Sepertinya tidak ada yang luput dari pengamatan Emoto-san.
Yuzuki
meletakkan sumpitnya, lalu mengepalkan tangannya di pangkuannya. Wajahnya
menampilkan rasa malu, tapi juga ada kebahagiaan karena kesukaannya disadari.
Walau
sedang dalam pertandingan, sepertinya saat ini
adalah
waktu yang tepat.
“Ayo
Yuzuki, kurasa sepertinya ada yang
ingin kamu katakan, ‘kan?”
Aku
menepuk punggungnya pelan, membuat Yuzuki menegakkan badan.
Ketegangan
kembali terasa di antara mereka.
“...Aku...”
Emoto-san menggigit
bibirnya seperti siap menerima hukuman.
“Aku
tidak suka sikap Ruru-san yang seolah memaksakan kebaikan.”
Tidak suka.
Hanya dua
kata itu saja sudah cukup
untuk membuat wajah Emoto-san
berubah menjadi penuh kesedihan.
“Aku
tidak suka caramu yang selalu
mementingkan orang lain daripada dirimu sendiri. Aku tidak suka kamu mengabaikan popularitasmu
sendiri demi menunjukkan perhatianmu padaku. Aku tidak suka kamu tidak membiarkanku mentraktirmu
makan, tapi...”
Bukan
kebencian atau kekecewaan yang terpancar dari mata Yuzuki, melainkan
kepercayaan.
“Meskipun sedang sibuk,
kamu selalu memperhatikanku. Kamu berusaha agar makanan yang
tidak kusuka bisa kumakan dengan enak. Kamu
selalu mengingat kenangan-kenangan kecil kita. Seharusnya aku sudah tahu kalau
kau selalu mementingkanku...”
Yuzuki
membungkukkan tubuhnya dalam-dalam di hadapan Emoto-san.
“Aku
benar-benar minta maaf untuk sikapku yang buruk waktu
itu.”
Lalu dari
tempat persembunyiannya, dia mengeluarkan kemasan makanan plastik.

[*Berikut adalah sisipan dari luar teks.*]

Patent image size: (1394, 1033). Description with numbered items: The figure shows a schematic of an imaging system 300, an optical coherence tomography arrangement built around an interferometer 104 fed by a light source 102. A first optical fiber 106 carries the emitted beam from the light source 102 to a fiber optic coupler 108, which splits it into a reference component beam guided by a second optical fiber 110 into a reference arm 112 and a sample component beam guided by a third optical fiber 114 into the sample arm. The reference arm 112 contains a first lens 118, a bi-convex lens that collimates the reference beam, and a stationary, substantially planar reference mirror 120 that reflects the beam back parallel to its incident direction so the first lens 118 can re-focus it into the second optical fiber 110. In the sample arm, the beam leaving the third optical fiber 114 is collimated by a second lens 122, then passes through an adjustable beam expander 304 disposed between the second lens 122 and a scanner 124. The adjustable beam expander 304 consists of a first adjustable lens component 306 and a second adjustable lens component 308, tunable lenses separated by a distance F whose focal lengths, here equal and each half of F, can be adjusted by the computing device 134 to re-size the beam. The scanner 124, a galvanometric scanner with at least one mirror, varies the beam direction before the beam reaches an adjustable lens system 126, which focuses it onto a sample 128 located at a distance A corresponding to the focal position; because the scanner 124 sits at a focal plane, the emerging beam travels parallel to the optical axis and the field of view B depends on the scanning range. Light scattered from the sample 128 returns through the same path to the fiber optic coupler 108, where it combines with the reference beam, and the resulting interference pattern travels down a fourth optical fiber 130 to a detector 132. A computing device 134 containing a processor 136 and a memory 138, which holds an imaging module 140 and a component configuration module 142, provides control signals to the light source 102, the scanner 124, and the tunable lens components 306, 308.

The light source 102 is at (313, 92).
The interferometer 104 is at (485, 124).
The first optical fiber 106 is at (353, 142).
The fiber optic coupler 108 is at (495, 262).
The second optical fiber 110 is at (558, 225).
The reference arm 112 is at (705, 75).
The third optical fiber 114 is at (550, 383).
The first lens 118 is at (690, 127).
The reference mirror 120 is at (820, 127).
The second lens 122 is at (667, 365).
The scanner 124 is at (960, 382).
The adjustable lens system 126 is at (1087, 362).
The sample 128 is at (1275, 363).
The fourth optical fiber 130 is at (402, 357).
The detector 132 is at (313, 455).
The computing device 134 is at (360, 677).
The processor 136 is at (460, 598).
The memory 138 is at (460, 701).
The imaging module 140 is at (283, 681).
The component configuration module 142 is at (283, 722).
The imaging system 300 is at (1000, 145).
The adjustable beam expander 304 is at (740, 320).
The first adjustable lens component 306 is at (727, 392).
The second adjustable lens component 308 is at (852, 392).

“Aku membuatkan sesuatu sebagai permintaan maaf. ...Maukah kamu menerimanya?”
Dengan
ekspresi lebih tegang dari biasanya, Yuzuki meletakkan kemasan itu di atas
meja. Ternyata di dalamnya ada satu makanan.
“Ini
kan...”
Di balik
tutupnya, terdapat bunga sakura yang sedang mekar.
Kue
tradisional Jepang berbentuk bunga sakura itu tampak begitu indah, bahkan tidak
kalah dengan yang asli.
“Aku
sudah berlatih berulang kali untuk memberikannya pada Emoto-san.”
Berkat
latihan yang keras, hasilnya jauh lebih profesional dibandingkan saat dia
mencobanya di hotel. Ngomong-ngomong, isian kacang merah di dalamnya juga
merupakan makanan kesukaan Emoto-san
berdasarkan profil resminya.
“...Boleh
aku memakannya?”
Saat Emoto-san bertanya, Yuzuki
mengangguk kecil.
Bunga
sakura di kue itu pun mekar di bibir Emoto-san.
Cara dia
mengunyahnya seolah dia bisa
merasakan keindahan alam.
“...Ini
benar-benar enak.”
Yuzuki
merona malu-malu dan terus-menerus
memainkan rambutnya.
Setelah
menelan kue itu, Emoto-san
menyentuh lembut bahu Yuzuki.
“...Selama
ini aku terus-menerus mengaku sebagai 'kakak'-mu,
tapi aku tidak pernah memperhatikan perasaan Yuzuki. Bukannya melihatmu sebagai
sosok 'adik', tapi aku hanya mengejar keinginanku sendiri untuk diakui dan
disayangi. Maafkan aku.”
Dia menundukkan
kepala dan sedikit mengangkat sudut
bibirnya.
“Justru
akulah yang seharusnya minta maaf atas kejadian waktu itu. Maukah kamu berbaikam denganku?”
Yuzuki
tersenyum malu-malu, memperlihatkan giginya yang putih.
“Iya.
Terima kasih sudah selalu berada
di sisiku... Ruru.”
Air mata
tak terbendung mengalir dari mata Emoto-san.